However, the future partnership discussion is set to be difficult, leaders including German Chancellor Angela Merkel, Juncker and Italy's Prime Minister Paolo Gentiloni warned.
Austrian Chancellor Christian Kern went further, saying even a primary school student could see that the "first phase" deal on the Irish border would come back to haunt the talks because it was impossible for Britain to leave the bloc's single market while avoiding a hard border on the island of Ireland.
"There cannot be any border controls between Northern and southern Ireland, there cannot be border controls between Northern Ireland and the UK, but there can between UK and the EU," he said.
"So our primary school students can see that there is a riddle to be solved."
In more formal language, leaders used the nine-point guidelines they agreed at the summit to support May's call for a two-year transition out of the bloc, which aims to help British business and citizens adjust to life after the European Union.
Leaders reiterated their position that Britain cannot conclude a free-trade accord with the European Union until it has left and become a "third country".
In coded language aimed at ensuring that Britain's departure will not set a precedent for others and further undermine the bloc, leaders also agreed to "ensure a balance of rights and obligations" during Britain's transition period.
Ireland's Prime Minister Leo Varadkar cautioned that there were "quite divergent opinions" on how a new relationship and transition would look. EU officials are unsure exactly how far Britain should continue to receive the full, unfettered economic benefits of EU membership during a transition after it leaves, even if it loses political representation in Brussels.
A day after she suffered a defeat in parliament over her blueprint for quitting the EU, May won applause from her peers on Thursday evening. As she left to return to London, she said she was eager to move on, once her peers give the formal green light to trade talks on Friday.
The EU is willing to start talks next month on a roughly two-year transition period to ease Britain out after March 2019, but has asked for more detail from London on what it wants before it will open trade negotiations from March of next year.
A British government official said the prime minister was approaching the next phase, which will discuss a transition period as well as the terms of the future trading relationship, "with ambition and creativity".
German Chancellor Angela Merkel gave her stamp of approval, but cautioned time was running out.

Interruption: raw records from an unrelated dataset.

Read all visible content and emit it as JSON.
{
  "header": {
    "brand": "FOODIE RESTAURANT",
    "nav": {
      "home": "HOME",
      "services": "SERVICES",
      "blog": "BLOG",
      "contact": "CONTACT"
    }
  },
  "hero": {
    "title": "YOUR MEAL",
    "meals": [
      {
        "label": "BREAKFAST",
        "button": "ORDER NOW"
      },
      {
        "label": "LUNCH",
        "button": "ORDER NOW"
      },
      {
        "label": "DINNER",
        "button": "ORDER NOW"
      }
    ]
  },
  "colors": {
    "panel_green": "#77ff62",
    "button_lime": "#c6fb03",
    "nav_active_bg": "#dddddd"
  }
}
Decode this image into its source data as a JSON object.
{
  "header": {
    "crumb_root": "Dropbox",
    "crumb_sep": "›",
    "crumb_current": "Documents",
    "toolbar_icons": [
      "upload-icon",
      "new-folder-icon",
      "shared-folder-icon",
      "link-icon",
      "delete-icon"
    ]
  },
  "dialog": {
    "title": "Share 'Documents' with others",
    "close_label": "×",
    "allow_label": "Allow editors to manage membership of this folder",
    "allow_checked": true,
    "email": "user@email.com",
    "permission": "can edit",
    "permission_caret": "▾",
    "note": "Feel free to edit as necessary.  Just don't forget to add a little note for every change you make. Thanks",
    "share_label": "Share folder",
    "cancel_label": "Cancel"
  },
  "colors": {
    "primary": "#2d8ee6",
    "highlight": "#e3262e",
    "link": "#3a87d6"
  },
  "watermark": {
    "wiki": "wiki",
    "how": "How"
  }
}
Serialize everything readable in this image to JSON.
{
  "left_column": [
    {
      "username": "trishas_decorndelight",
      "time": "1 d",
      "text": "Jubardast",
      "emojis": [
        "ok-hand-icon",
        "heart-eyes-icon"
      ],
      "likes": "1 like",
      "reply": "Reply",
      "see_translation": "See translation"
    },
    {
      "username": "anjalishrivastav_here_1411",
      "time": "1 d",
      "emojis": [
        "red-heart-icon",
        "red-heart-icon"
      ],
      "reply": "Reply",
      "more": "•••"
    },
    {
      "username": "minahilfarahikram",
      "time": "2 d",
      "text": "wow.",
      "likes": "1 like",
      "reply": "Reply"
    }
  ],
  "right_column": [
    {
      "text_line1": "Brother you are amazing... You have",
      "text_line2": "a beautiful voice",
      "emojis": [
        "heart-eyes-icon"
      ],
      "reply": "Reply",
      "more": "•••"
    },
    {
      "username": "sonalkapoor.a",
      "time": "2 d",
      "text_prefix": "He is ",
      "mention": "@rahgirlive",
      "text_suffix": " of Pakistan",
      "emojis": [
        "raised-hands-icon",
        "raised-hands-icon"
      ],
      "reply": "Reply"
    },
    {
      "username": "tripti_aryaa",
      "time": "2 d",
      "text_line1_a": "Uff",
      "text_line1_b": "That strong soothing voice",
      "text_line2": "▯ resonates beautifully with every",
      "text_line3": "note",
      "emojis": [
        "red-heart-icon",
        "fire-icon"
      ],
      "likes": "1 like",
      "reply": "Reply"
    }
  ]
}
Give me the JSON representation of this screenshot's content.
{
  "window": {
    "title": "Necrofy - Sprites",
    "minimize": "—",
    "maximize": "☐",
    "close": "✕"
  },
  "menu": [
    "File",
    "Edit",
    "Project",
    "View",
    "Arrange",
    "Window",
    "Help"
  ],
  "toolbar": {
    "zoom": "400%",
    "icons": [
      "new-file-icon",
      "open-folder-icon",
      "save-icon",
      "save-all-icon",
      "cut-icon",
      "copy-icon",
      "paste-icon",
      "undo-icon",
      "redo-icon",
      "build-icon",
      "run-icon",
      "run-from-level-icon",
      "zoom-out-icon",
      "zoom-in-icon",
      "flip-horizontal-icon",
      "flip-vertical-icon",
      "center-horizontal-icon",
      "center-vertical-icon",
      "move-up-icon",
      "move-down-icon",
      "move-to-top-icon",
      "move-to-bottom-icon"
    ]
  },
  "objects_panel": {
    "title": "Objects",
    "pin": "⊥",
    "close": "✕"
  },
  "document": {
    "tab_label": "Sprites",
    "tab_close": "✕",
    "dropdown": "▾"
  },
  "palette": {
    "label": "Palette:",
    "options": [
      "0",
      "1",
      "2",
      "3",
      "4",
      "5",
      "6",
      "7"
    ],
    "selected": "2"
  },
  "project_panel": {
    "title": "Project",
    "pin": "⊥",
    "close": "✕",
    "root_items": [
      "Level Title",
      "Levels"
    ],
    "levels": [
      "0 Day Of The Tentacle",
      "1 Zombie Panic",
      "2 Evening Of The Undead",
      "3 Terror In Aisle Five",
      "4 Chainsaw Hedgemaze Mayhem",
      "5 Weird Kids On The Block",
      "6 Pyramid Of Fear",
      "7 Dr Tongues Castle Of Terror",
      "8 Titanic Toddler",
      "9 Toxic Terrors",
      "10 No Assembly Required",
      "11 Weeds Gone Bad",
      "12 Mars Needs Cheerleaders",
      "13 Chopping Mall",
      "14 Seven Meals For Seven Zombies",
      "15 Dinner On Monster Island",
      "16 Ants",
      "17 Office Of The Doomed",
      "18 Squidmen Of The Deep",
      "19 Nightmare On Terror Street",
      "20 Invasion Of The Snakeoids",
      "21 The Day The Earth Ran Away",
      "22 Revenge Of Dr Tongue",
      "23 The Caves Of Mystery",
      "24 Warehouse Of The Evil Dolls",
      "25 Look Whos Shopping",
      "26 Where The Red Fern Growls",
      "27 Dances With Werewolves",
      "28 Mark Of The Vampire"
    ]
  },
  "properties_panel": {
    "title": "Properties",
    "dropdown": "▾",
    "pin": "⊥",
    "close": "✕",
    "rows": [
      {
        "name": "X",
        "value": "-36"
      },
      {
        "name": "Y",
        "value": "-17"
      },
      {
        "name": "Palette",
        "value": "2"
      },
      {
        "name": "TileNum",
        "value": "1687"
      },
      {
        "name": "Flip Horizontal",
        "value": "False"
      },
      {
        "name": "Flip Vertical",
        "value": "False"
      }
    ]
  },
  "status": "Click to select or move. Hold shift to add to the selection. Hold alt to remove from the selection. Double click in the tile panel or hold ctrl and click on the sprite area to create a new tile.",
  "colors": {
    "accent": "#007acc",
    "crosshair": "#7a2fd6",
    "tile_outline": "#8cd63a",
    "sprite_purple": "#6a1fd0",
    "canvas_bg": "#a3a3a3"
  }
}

"We made clear that Theresa May has made an offer that should allow us to say that we have seen sufficient progress," she told reporters. "Nevertheless, there are still a lot of problems to solve. And time is of the essence."
May, weakened after losing her Conservative Party's majority in a June election, has so far carried her divided government and party with her as she negotiated the first phase of talks on how much Britain should pay to leave the EU, the border with Ireland and the status of EU citizens in Britain.
But the next, more decisive phase of the negotiations will further test her authority by exposing the deep rifts among her top team of ministers over what Britain should become after Brexit.